Encenador Tiago Rodrigues condena a “censura” do espetáculo “O Julgamento Pelicot” na Sérvia
O encenador português Tiago Rodrigues, diretor do Festival de Avignon, expressou hoje a sua “profunda preocupação” com a “censura” do espetáculo “O Julgamento Pelicot” na Sérvia, considerando o caso uma “grave violação da liberdade artística”.
Produzida pelo Festival de Viena com coprodução do Festival de Avignon, a criação do encenador suíço Milo Rau e da dramaturga Servane Dècle, que passou pelo Panteão Nacional, em Lisboa, há semanas, estava prevista para novembro no Festival Internacional de Teatro de Belgrado (BITEF) e foi cancelada, gerando uma série de reações à decisão.
“Enquanto produtor do projeto censurado, o Festival de Avignon considera-se diretamente visado por esta decisão inaceitável e exige explicações das autoridades responsáveis”, lê-se na página de Facebook de Tiago Rodrigues.
O diretor do festival francês sublinha que esta decisão “coloca em risco um dos princípios fundamentais da criação: a arte livre, capaz de questionar o mundo”, e reitera “o seu total apoio à demissão da direção artística do BITEF, e a todos aqueles que defendem a liberdade de criação em toda a Europa e em todo o mundo”.
A performance “O Julgamento Pelicot”, que se inspira no mediático julgamento em França de dezenas de homens convidados pelo marido de Gisèle Pelicot a violá-la enquanto esta se encontrava inconsciente e sob efeito de drogas, estava prevista apresentar-se em novembro no BITEF, mas foi “censurada”, nas palavras do seu encenador, Milo Rau.

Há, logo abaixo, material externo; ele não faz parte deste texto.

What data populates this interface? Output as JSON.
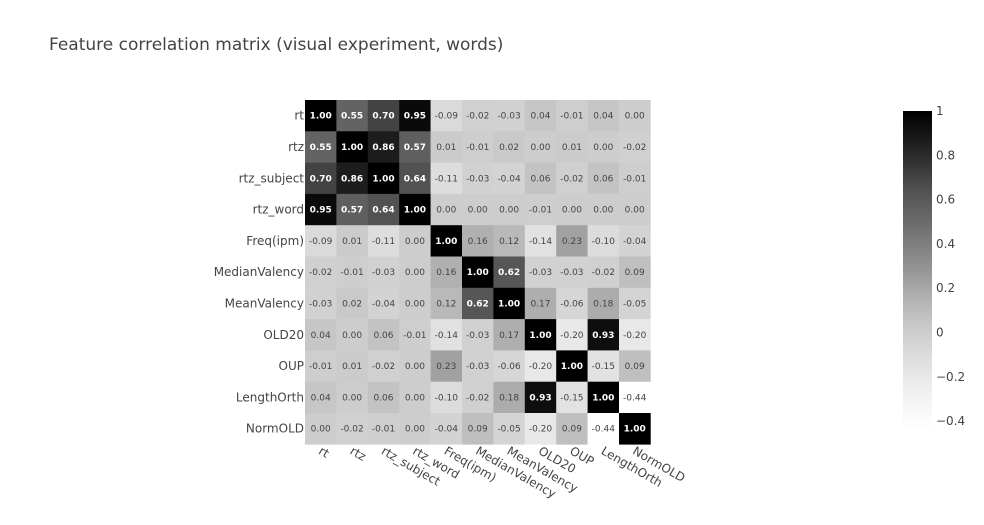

Este cancelamento veio lançar dúvidas sobre o futuro de um evento cultural há muito considerado símbolo de liberdade artística e já levou à demissão de dois membros da direção artística do festival.
O BITEF, que está previsto para o final de novembro, mas ainda sem data definida, enfrenta várias desistências atribuídas pelos artistas a pressões políticas, após redução de financiamentos e mudanças na direção artística.
O diretor do festival, Milos Lolic, e o dramaturgo Borisav Matic afirmaram ao canal local N1 estarem convencidos de que a decisão de retirar o espetáculo se deveu às críticas feitas por Milo Rau no ano passado a um projeto de exploração de lítio na Sérvia, apoiado pelo Estado e que gerou protestos em todo o país.
“É, sem dúvida, o ato mais prejudicial contra a liberdade artística que vivi em duas décadas como artista e curador”, afirmou Milo Rau, num comunicado enviado à AFP, acrescentando: “Um dos mais importantes festivais da Europa está a ser desmantelado diante dos vossos olhos, por razões incompreensíveis”.
Meios artísticos sérvios têm relatado pressões crescentes do Governo, desde o início das manifestações desencadeadas em novembro de 2024, após o colapso mortífero da cobertura de uma estação ferroviária, incidente que os manifestantes atribuíram à corrupção endémica no país.
O “Julgamento Pelicot” tem já passagens marcadas para dia 05 de novembro, em Varsóvia, na Polónia, e 09 de dezembro, em Estocolmo, na Suécia.